Here the value of our free institutions may be measured by recalling what their creation cost, for on this soil are the tokens which recall the toil, the tears, the blood, and the birth-*pangs of our civilization and our liberty.


Williamsburg

Because here the "air was pure and serene" and because "clear and crystal springs burst from champaign soils," settlers came in 1632 and "laid off and paled in" Middle Plantation, and named it thus because it lay midway between the James and the York. To both of these rivers it had access by navigable creeks, which run up to the outskirts of the town.

Of these early days little is known. The pioneers battled with the wilderness, with no dream of the glory which the future would throw like a halo over the soil reclaimed from the primeval forests. Their dreams were of Indians lurking without the palisades and hiding in the outskirts of the wood-*land.


The Church

These forefathers of the hamlet[1] built for themselves a church here at Middle Plantation, and sleep in unknown graves in its unknown churchyard.
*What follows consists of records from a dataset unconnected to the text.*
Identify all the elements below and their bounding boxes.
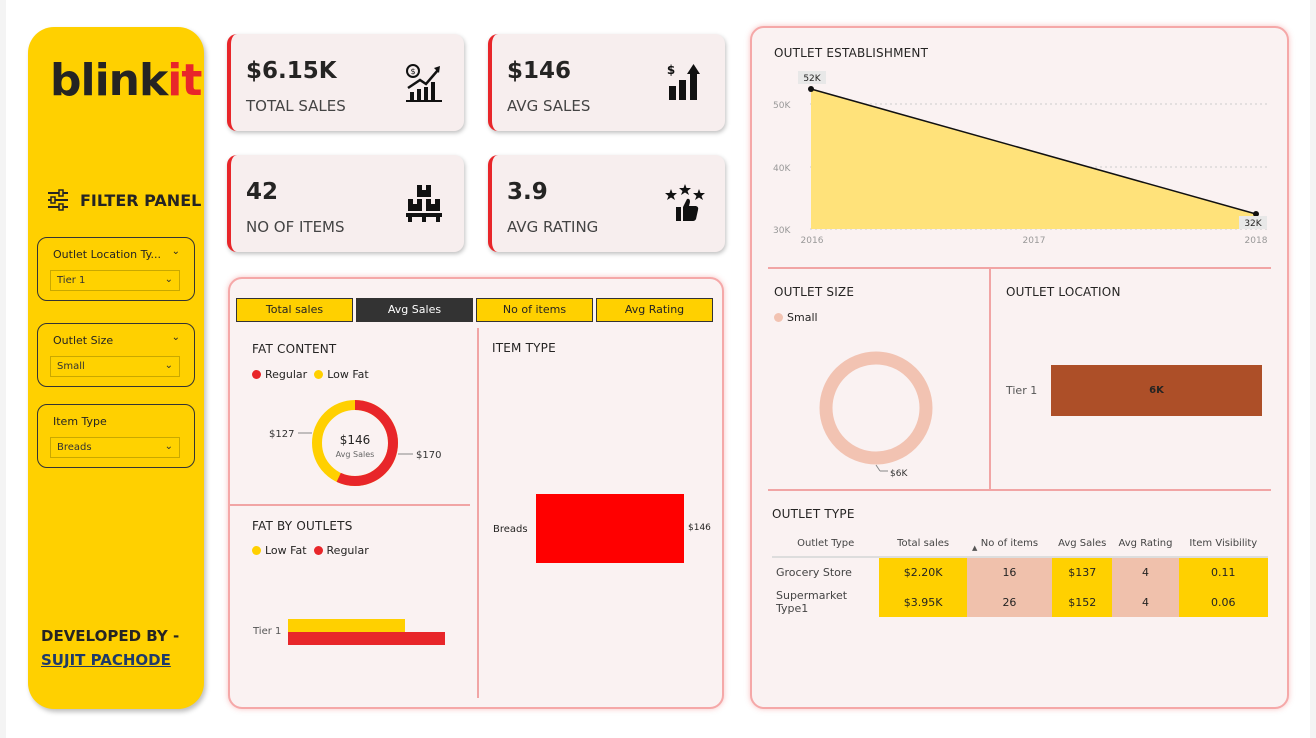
table-cell: Grocery Store [776, 566, 852, 579]
tab-total-sales[interactable]: Total sales [236, 298, 353, 322]
divider [230, 504, 470, 506]
table-row: Supermarket Type1 $3.95K 26 $152 4 0.06 [772, 587, 1268, 617]
chevron-down-icon: ⌄ [164, 441, 173, 452]
table-row: Grocery Store $2.20K 16 $137 4 0.11 [772, 557, 1268, 587]
column-header[interactable]: No of items [967, 531, 1052, 557]
developer-link[interactable]: SUJIT PACHODE [41, 651, 171, 669]
chevron-down-icon[interactable]: ⌄ [172, 246, 180, 257]
bar-low-fat [288, 619, 405, 632]
x-tick: 2017 [1023, 236, 1046, 246]
tab-avg-rating[interactable]: Avg Rating [596, 298, 713, 322]
outlet-type-table: Outlet Type Total sales No of items Avg … [772, 531, 1268, 617]
data-label-regular: $170 [416, 450, 441, 461]
item-type-title: ITEM TYPE [492, 341, 556, 355]
y-tick: 30K [773, 226, 791, 236]
outlet-location-dropdown[interactable]: Tier 1 ⌄ [50, 270, 180, 291]
column-header[interactable]: Total sales [879, 531, 966, 557]
kpi-total-sales: $6.15K TOTAL SALES $ [227, 34, 464, 131]
stars-thumbs-up-icon [665, 184, 705, 221]
table-cell: 16 [966, 557, 1053, 587]
x-tick: 2018 [1245, 236, 1268, 246]
bar-breads [536, 494, 684, 563]
sales-growth-icon: $ [406, 64, 442, 102]
sort-ascending-icon[interactable]: ▲ [972, 544, 977, 552]
kpi-avg-sales: $146 AVG SALES $ [488, 34, 725, 131]
fat-content-title: FAT CONTENT [252, 342, 337, 356]
tab-avg-sales[interactable]: Avg Sales [356, 298, 473, 322]
outlet-size-dropdown[interactable]: Small ⌄ [50, 356, 180, 377]
column-header[interactable]: Avg Rating [1112, 531, 1178, 557]
outlet-size-title: OUTLET SIZE [774, 285, 855, 299]
table-cell: $3.95K [879, 587, 967, 617]
outlet-size-donut-chart: $6K [819, 351, 933, 479]
x-tick: 2016 [801, 236, 824, 246]
outlet-establishment-title: OUTLET ESTABLISHMENT [774, 46, 929, 60]
column-header[interactable]: Avg Sales [1052, 531, 1112, 557]
slicer-outlet-size[interactable]: Outlet Size ⌄ Small ⌄ [37, 323, 195, 387]
y-tick: 50K [773, 101, 791, 111]
data-label-small: $6K [890, 469, 908, 479]
divider [768, 267, 1271, 269]
fat-content-legend: Regular Low Fat [252, 368, 369, 381]
bar-regular [288, 632, 445, 645]
divider [768, 489, 1271, 491]
table-cell: $2.20K [879, 557, 967, 587]
divider [989, 269, 991, 490]
table-cell: Supermarket Type1 [776, 589, 848, 615]
chevron-down-icon[interactable]: ⌄ [172, 332, 180, 343]
table-cell: $152 [1052, 587, 1113, 617]
fat-by-outlets-title: FAT BY OUTLETS [252, 519, 353, 533]
brand-logo: blinkit [50, 55, 202, 106]
column-header[interactable]: Outlet Type [772, 531, 879, 557]
kpi-avg-rating: 3.9 AVG RATING [488, 155, 725, 252]
table-cell: 4 [1112, 557, 1179, 587]
item-type-category: Breads [493, 524, 528, 535]
donut-slice-small [819, 351, 933, 465]
outlet-establishment-area-chart: 50K 40K 30K 52K 32K 2016 2017 2018 [773, 71, 1268, 246]
fat-by-outlets-category: Tier 1 [253, 626, 282, 637]
fat-by-outlets-legend: Low Fat Regular [252, 544, 369, 557]
table-cell: 0.11 [1178, 557, 1268, 587]
data-label: 52K [803, 74, 821, 84]
data-label-breads: $146 [688, 523, 711, 533]
fat-content-donut-chart: $146 Avg Sales $127 $170 [269, 400, 441, 486]
chevron-down-icon: ⌄ [164, 274, 173, 285]
area-fill [811, 89, 1256, 229]
table-cell: $137 [1052, 557, 1113, 587]
table-header-row: Outlet Type Total sales No of items Avg … [772, 531, 1268, 557]
svg-text:$: $ [410, 67, 415, 76]
table-cell: 26 [966, 587, 1053, 617]
dollar-bars-icon: $ [667, 63, 700, 100]
boxes-icon [406, 185, 442, 222]
bar-tier-1: 6K [1051, 365, 1262, 416]
chevron-down-icon: ⌄ [164, 360, 173, 371]
item-type-dropdown[interactable]: Breads ⌄ [50, 437, 180, 458]
filter-panel-title: FILTER PANEL [46, 188, 201, 212]
outlet-location-title: OUTLET LOCATION [1006, 285, 1121, 299]
divider [477, 328, 479, 698]
donut-center-value: $146 [340, 433, 371, 447]
y-tick: 40K [773, 164, 791, 174]
kpi-no-of-items: 42 NO OF ITEMS [227, 155, 464, 252]
slicer-item-type[interactable]: Item Type Breads ⌄ [37, 404, 195, 468]
data-label-low-fat: $127 [269, 429, 294, 440]
donut-center-label: Avg Sales [336, 450, 375, 459]
outlet-location-category: Tier 1 [1006, 384, 1038, 397]
table-cell: 0.06 [1178, 587, 1268, 617]
developer-credit: DEVELOPED BY - SUJIT PACHODE [41, 627, 180, 669]
table-cell: 4 [1112, 587, 1179, 617]
sliders-icon [48, 189, 68, 211]
outlet-size-legend: Small [774, 311, 818, 324]
svg-text:$: $ [667, 63, 675, 77]
data-point [808, 86, 814, 92]
data-label: 32K [1244, 219, 1262, 229]
column-header[interactable]: Item Visibility [1179, 531, 1268, 557]
outlet-type-title: OUTLET TYPE [772, 507, 855, 521]
slicer-outlet-location[interactable]: Outlet Location Ty... ⌄ Tier 1 ⌄ [37, 237, 195, 301]
tab-no-of-items[interactable]: No of items [476, 298, 593, 322]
The written records of the Parish do not begin until 1674.


The College

The College of William and Mary was largely the gift of

  1. The use in this connection of the familiar quotation from the Elegy in the Country Churchyard in a previous History of Bruton Parish has lead the sexton to tell visitors that "the father of Hamlet dat Mr. Shakespeare wrote about is buried somewhar in dis here churchyard." As the Rector is quoted as authority for this statement, this explanatory note is inserted to safeguard the truth of history.